An off-ramp from the road to dystopia
The Learning by Doing project (LbD) looks at possible development pathways and asks its participants to first imagine a future as they’d like it—always within a 2-1.5˚ emission and adaptation scenario—and also a future that they’d consider dystopian. From these elements, the project has considered possible future visions of a desirable world, and a narrative towards them, as a guideline for metric and non-metric markers towards a “good life” within the envelope of the Paris Agreement.
At our most recent cross-project meeting, occurring on Thursday 8 December, participants received a rundown of project advances and insights. In particular, the Latin America region’s report to the meeting highlighted the discrepancy between current growth trajectories in Latin America, and social development on the ground—which resulted in an interesting insight given the context of the project.
The report highlighted that regional PIB (GDP in English) and other positive indicators moving briskly, but because of the worsening of an already-poor Gini coefficient, poverty is not being reduced in accordance with our Sustainable Development Goals—employment and investment is benefitting an ever smaller proportion of the population. This does not bode well as a picture of social sustainability.
Collaterally, and independently of our Latin American discussion in LbD, and as an independent check on the above observation, the 2021 Americas Barometer survey describes that more than half the countries of Latin America are willing to trade their political freedom for basic income and services.[1] Given the general demographic of the region, this suggests that this opinion is favoured by younger people, who may perhaps not have the memory of the region’s earlier experience with autocracy. If we exclude the US, more than 50% of adults in 17 out of 21 countries prefer a system that delivers economic guarantees over one that guarantees orderly transitions.
This may be reinforced in the region by a movement towards more authoritarian, “big government” initiatives in the region, as noted from Mexico to Brazil over the past few years, and risks to social development that may follow.
Current policies in Latin America are perhaps not delivering a “good life” to enough people. Discontent in many capitals has been notable since before the pandemic—so the austerity associated with the pandemic isn’t the cause—incumbent presidents and their parties have lost the last 15 elections in Latin America.
LbD’s focus on alignment of climate investment towards not just carbon emissions targets, but bundling these aims with developmental pathways looking to address real needs and desires of a society, looks to make the most out of the socio-economic transformation that climate change is forcing on all of us.
If current trends in development in Latin America are moving its people towards a dystopian future, with real economic data and experiences of social unrest and division across the continent painting an ever-clearer picture of that, then LbD looks to signpost an off-ramp.
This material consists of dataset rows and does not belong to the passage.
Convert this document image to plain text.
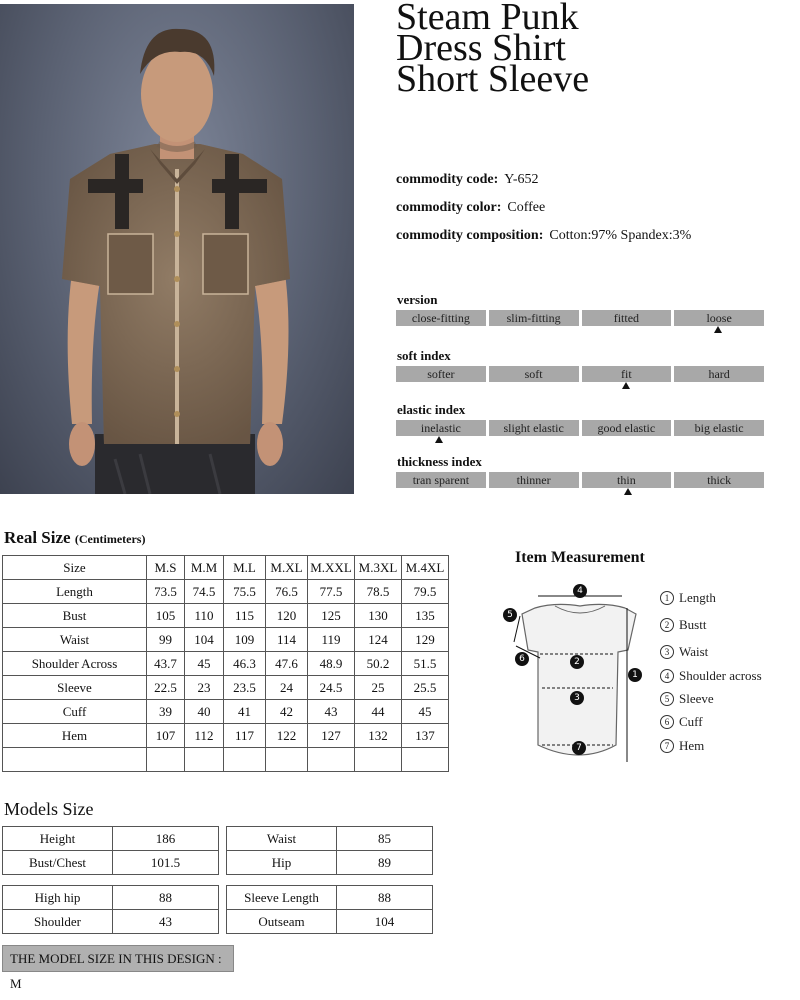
Steam Punk
Dress Shirt
Short Sleeve
commodity code: Y-652
commodity color: Coffee
commodity composition: Cotton:97% Spandex:3%
version
close-fitting	slim-fitting	fitted	loose
soft index
softer	soft	fit	hard
elastic index
inelastic	slight elastic	good elastic	big elastic
thickness index
tran sparent	thinner	thin	thick
Real Size (Centimeters)
Size	M.S	M.M	M.L	M.XL	M.XXL	M.3XL	M.4XL
Length	73.5	74.5	75.5	76.5	77.5	78.5	79.5
Bust	105	110	115	120	125	130	135
Waist	99	104	109	114	119	124	129
Shoulder Across	43.7	45	46.3	47.6	48.9	50.2	51.5
Sleeve	22.5	23	23.5	24	24.5	25	25.5
Cuff	39	40	41	42	43	44	45
Hem	107	112	117	122	127	132	137

Item Measurement
4
5
6	2
1
3
7
1 Length
2 Bustt
3 Waist
4 Shoulder across
5 Sleeve
6 Cuff
7 Hem
Models Size
Height	186
Bust/Chest	101.5
Waist	85
Hip	89
High hip	88
Shoulder	43
Sleeve Length	88
Outseam	104
THE MODEL SIZE IN THIS DESIGN : M
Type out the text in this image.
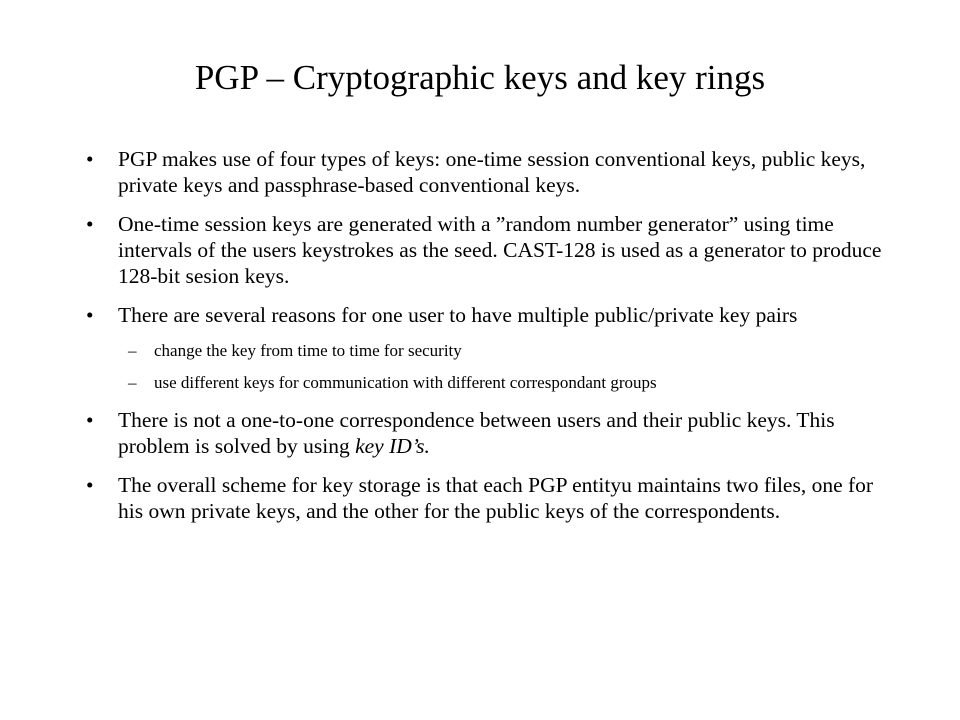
PGP – Cryptographic keys and key rings
• PGP makes use of four types of keys: one-time session conventional keys, public keys, private keys and passphrase-based conventional keys.
• One-time session keys are generated with a ”random number generator” using time intervals of the users keystrokes as the seed. CAST-128 is used as a generator to produce 128-bit sesion keys.
• There are several reasons for one user to have multiple public/private key pairs
– change the key from time to time for security
– use different keys for communication with different correspondant groups
• There is not a one-to-one correspondence between users and their public keys. This problem is solved by using key ID’s.
• The overall scheme for key storage is that each PGP entityu maintains two files, one for his own private keys, and the other for the public keys of the correspondents.
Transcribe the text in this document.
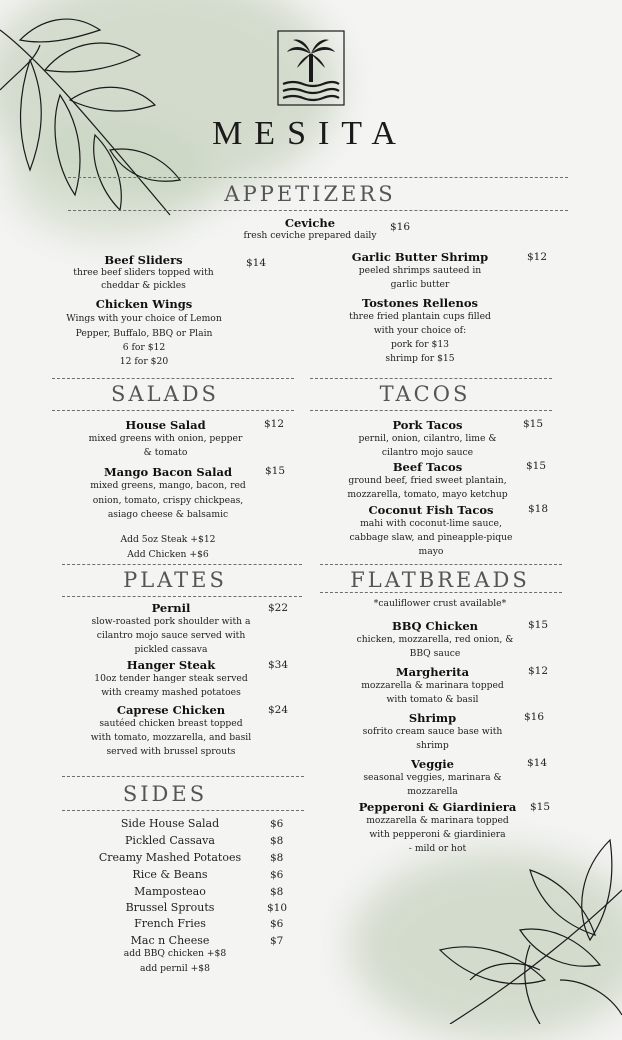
MESITA
APPETIZERS
Ceviche
fresh ceviche prepared daily
$16
Beef Sliders
three beef sliders topped with
cheddar & pickles
$14
Chicken Wings
Wings with your choice of Lemon
Pepper, Buffalo, BBQ or Plain
6 for $12
12 for $20
Garlic Butter Shrimp
peeled shrimps sauteed in
garlic butter
$12
Tostones Rellenos
three fried plantain cups filled
with your choice of:
pork for $13
shrimp for $15
SALADS
House Salad
mixed greens with onion, pepper
& tomato
$12
Mango Bacon Salad
mixed greens, mango, bacon, red
onion, tomato, crispy chickpeas,
asiago cheese & balsamic
$15
Add 5oz Steak +$12
Add Chicken +$6
TACOS
Pork Tacos
pernil, onion, cilantro, lime &
cilantro mojo sauce
$15
Beef Tacos
ground beef, fried sweet plantain,
mozzarella, tomato, mayo ketchup
$15
Coconut Fish Tacos
mahi with coconut-lime sauce,
cabbage slaw, and pineapple-pique
mayo
$18
PLATES
Pernil
slow-roasted pork shoulder with a
cilantro mojo sauce served with
pickled cassava
$22
Hanger Steak
10oz tender hanger steak served
with creamy mashed potatoes
$34
Caprese Chicken
sautéed chicken breast topped
with tomato, mozzarella, and basil
served with brussel sprouts
$24
FLATBREADS
*cauliflower crust available*
BBQ Chicken
chicken, mozzarella, red onion, &
BBQ sauce
$15
Margherita
mozzarella & marinara topped
with tomato & basil
$12
Shrimp
sofrito cream sauce base with
shrimp
$16
Veggie
seasonal veggies, marinara &
mozzarella
$14
Pepperoni & Giardiniera
mozzarella & marinara topped
with pepperoni & giardiniera
- mild or hot
$15
SIDES
Side House Salad	$6
Pickled Cassava	$8
Creamy Mashed Potatoes	$8
Rice & Beans	$6
Mamposteao	$8
Brussel Sprouts	$10
French Fries	$6
Mac n Cheese	$7
add BBQ chicken +$8
add pernil +$8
As has evolved in the project’s findings, climate-aware capital investments can be targeted to create disposable income across the economy by actively pursuing societal needs with climate and transition-aware projects, and not staying in an emissions-focused tunnel-vision. This follows the project’s philosophy of the importance of relevance and benefit of climate and transition projects at a social, and personal, level in order for the transition to a sustainable future to happen at the speed we require. Thus, LbD looks to use the important new investments required for a transition to Paris-aligned economies not only to deliver the mitigation and adaptation goals so important for climate challenges, but to also deliver disposable income away from energy and transport (for example), and towards health and education (for example), and a better quality of life across society.
If the Latin American region is faltering in its provision of inclusive prosperity, with governments finding difficulty in formulas that create broad benefits, a strategic move to dealing with emissions, development, industry, climate adaptation, and quality-of-life—what the project calls “Buen Vivir” within a 2-1.5˚ future—becomes clearer. LbD’s economic studies on the relevance and opportunities in considering domestic development in this way, alongside the added benefits of economic independence associated with advances in renewable energy, circular economies, and improved nature-based solutions, are illuminating important benefits for countries across the region.
As LbD now moves to a more implementation-centric phase in its forward-looking approach, with more concrete projects, policies, and case-ideas, we will be fleshing out the off-ramp from Latin American BAU. But at this stage, the signposting is clear.